Das Jugendstrafrecht ist vom Erziehungsgedanken geprägt. Zu den Besonderheiten gehört auch die vom Erwachsenenstrafrecht abweichende Gerichtszuständigkeit. Nach § 42 Abs.3 Satz 1 JGG kann der Richter das Verfahren mit Zustimmung des Staatsanwalts an den Richter abgeben, in dessen Bezirk sich der Angeklagte aufhält, wenn dieser seinen Aufenthalt wechselt. Die Abgabe ist auch bei einem nur kurzfristigen Wechsel des Aufenthaltsorts zulässig, in der Praxis jedoch nicht zweckmäßig und nicht üblich.

Ändert sich der Aufenthalt mehrfach, kann das Verfahren wiederholt abgegeben werden (vgl.
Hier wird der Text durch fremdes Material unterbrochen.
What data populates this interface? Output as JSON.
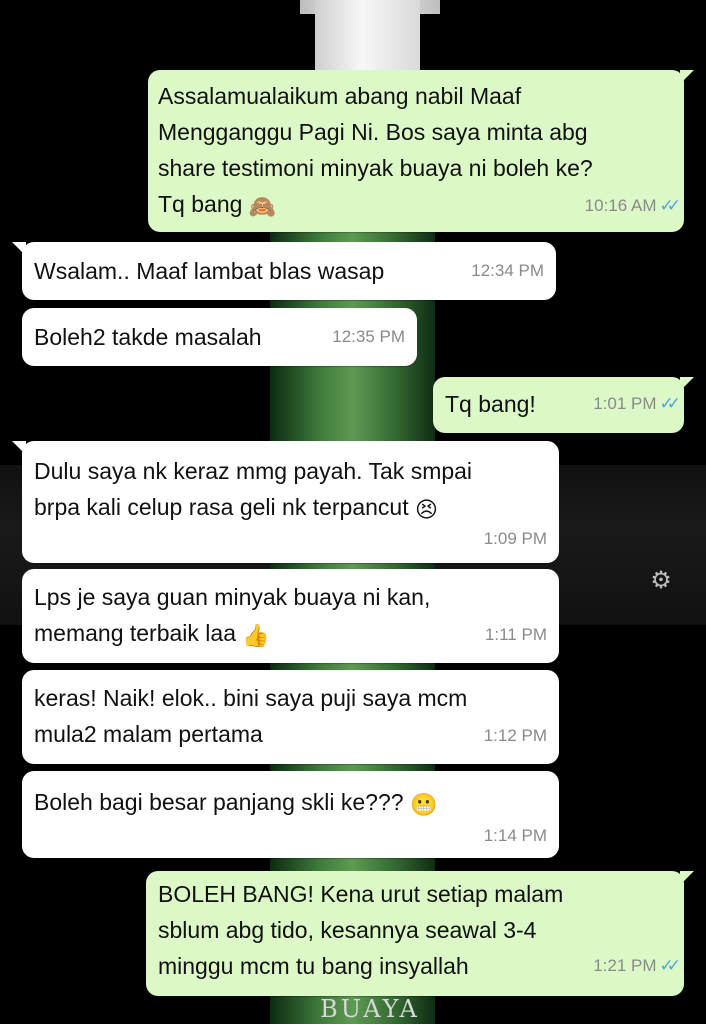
{
  "background": {
    "brand_text": "BUAYA"
  },
  "messages": [
    {
      "id": "m1",
      "dir": "out",
      "text": "Assalamualaikum abang nabil Maaf\nMengganggu Pagi Ni. Bos saya minta abg\nshare testimoni minyak buaya ni boleh ke?\nTq bang",
      "emoji": "🙈",
      "time": "10:16 AM",
      "read": "✓✓"
    },
    {
      "id": "m2",
      "dir": "in",
      "text": "Wsalam.. Maaf lambat blas wasap",
      "time": "12:34 PM"
    },
    {
      "id": "m3",
      "dir": "in",
      "text": "Boleh2 takde masalah",
      "time": "12:35 PM"
    },
    {
      "id": "m4",
      "dir": "out",
      "text": "Tq bang!",
      "time": "1:01 PM",
      "read": "✓✓"
    },
    {
      "id": "m5",
      "dir": "in",
      "text": "Dulu saya nk keraz mmg payah. Tak smpai\nbrpa kali celup rasa geli nk terpancut",
      "emoji": "😣",
      "time": "1:09 PM"
    },
    {
      "id": "m6",
      "dir": "in",
      "text": "Lps je saya guan minyak buaya ni kan,\nmemang terbaik laa",
      "emoji": "👍",
      "time": "1:11 PM"
    },
    {
      "id": "m7",
      "dir": "in",
      "text": "keras! Naik! elok.. bini saya puji saya mcm\nmula2 malam pertama",
      "time": "1:12 PM"
    },
    {
      "id": "m8",
      "dir": "in",
      "text": "Boleh bagi besar panjang skli ke???",
      "emoji": "😬",
      "time": "1:14 PM"
    },
    {
      "id": "m9",
      "dir": "out",
      "text": "BOLEH BANG! Kena urut setiap malam\nsblum abg tido, kesannya seawal 3-4\nminggu mcm tu bang insyallah",
      "time": "1:21 PM",
      "read": "✓✓"
    }
  ],
  "colors": {
    "outgoing_bubble": "#dcf8c6",
    "incoming_bubble": "#ffffff",
    "read_ticks": "#4fa3e0"
  }
}
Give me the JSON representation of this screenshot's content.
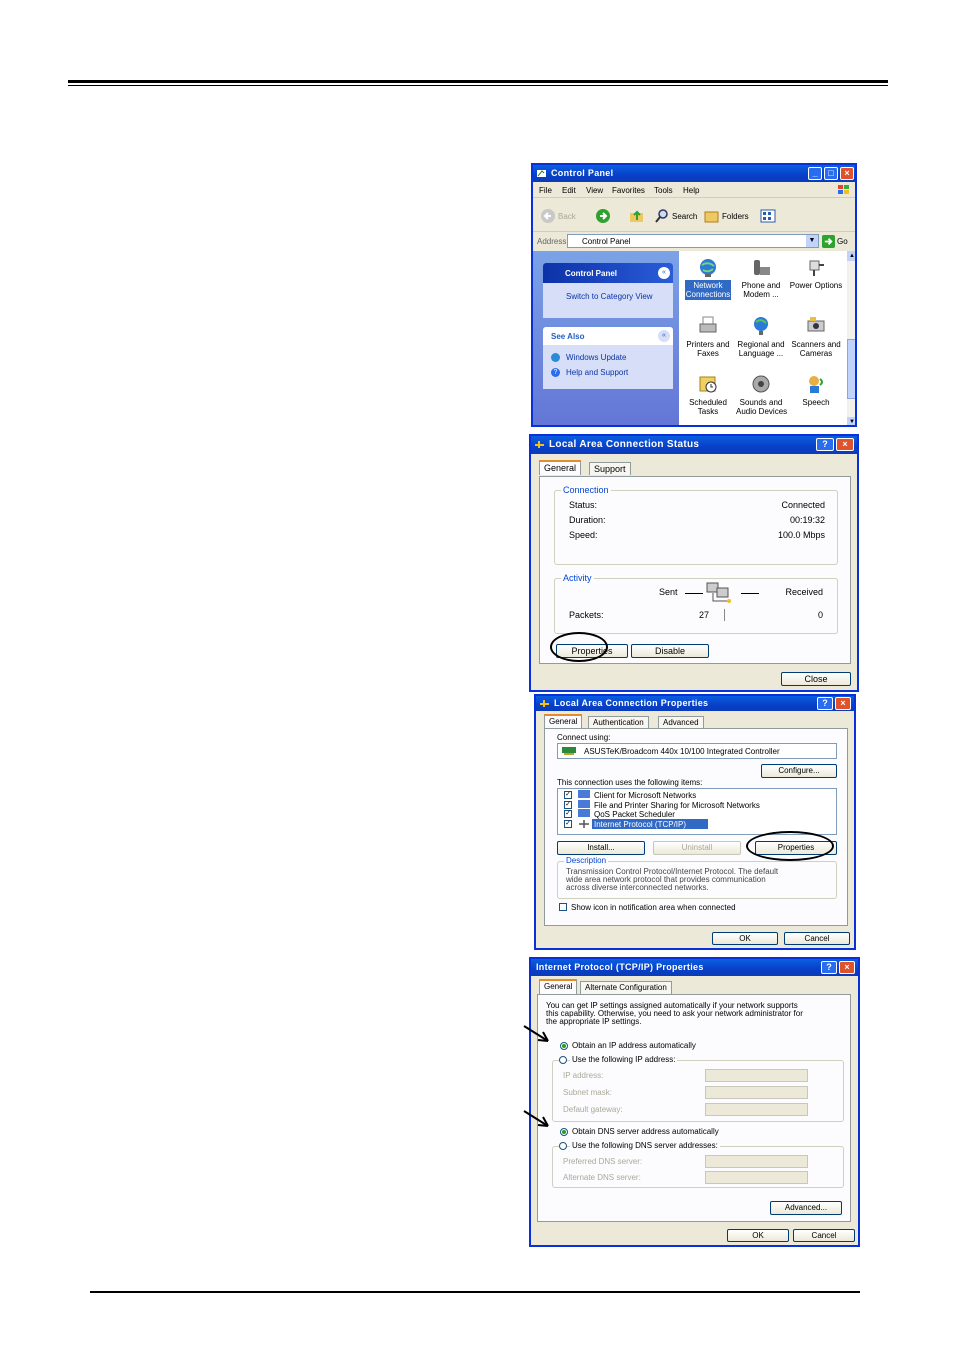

BGH 13,284,286).

Lehnt das neue Gericht, welches das Verfahren übernehmen soll, die Übernahme ab, so hat das gemeinschaftliche obere Gericht gem. § 42 Abs. 3 S. 2 JGG zu entscheiden.

Der Bundesgerichtshof hat im Beschluss vom 8. September 2015 – 2 Ars 142/15 - eine Abgabe der Verhandlung und Entscheidung vom Amtsgericht Ulm zum Amtsgericht Tiergarten bestätigt. 
Bereits mit Beschluss vom 10.Mai 2006 – Ars 176/06 wurde hierzu ausgeführt:

„Der in dieser Bestimmung zum Ausdruck kommende Grundsatz, dass Heranwachsende sich vor dem für ihren Aufenthaltsort zuständigen Gericht verantworten sollen, darf grundsätzlich nur durchbrochen werden, wenn sonst erhebliche Erschwernisse das Verfahren belasten würden.“

Faktischer Aufenthaltsort ist entscheidend
Ausschlaggebend ist hierbei der faktische Aufenthaltsort und nicht wie im Erwachsenenrecht gemäß § 8 StPO der Wohnsitz oder die Meldeanschrift des Jugendlichen oder des Heranwachsenden. Der Jugendliche kann somit auch ohne festen Wohnsitz an einem Ort leben.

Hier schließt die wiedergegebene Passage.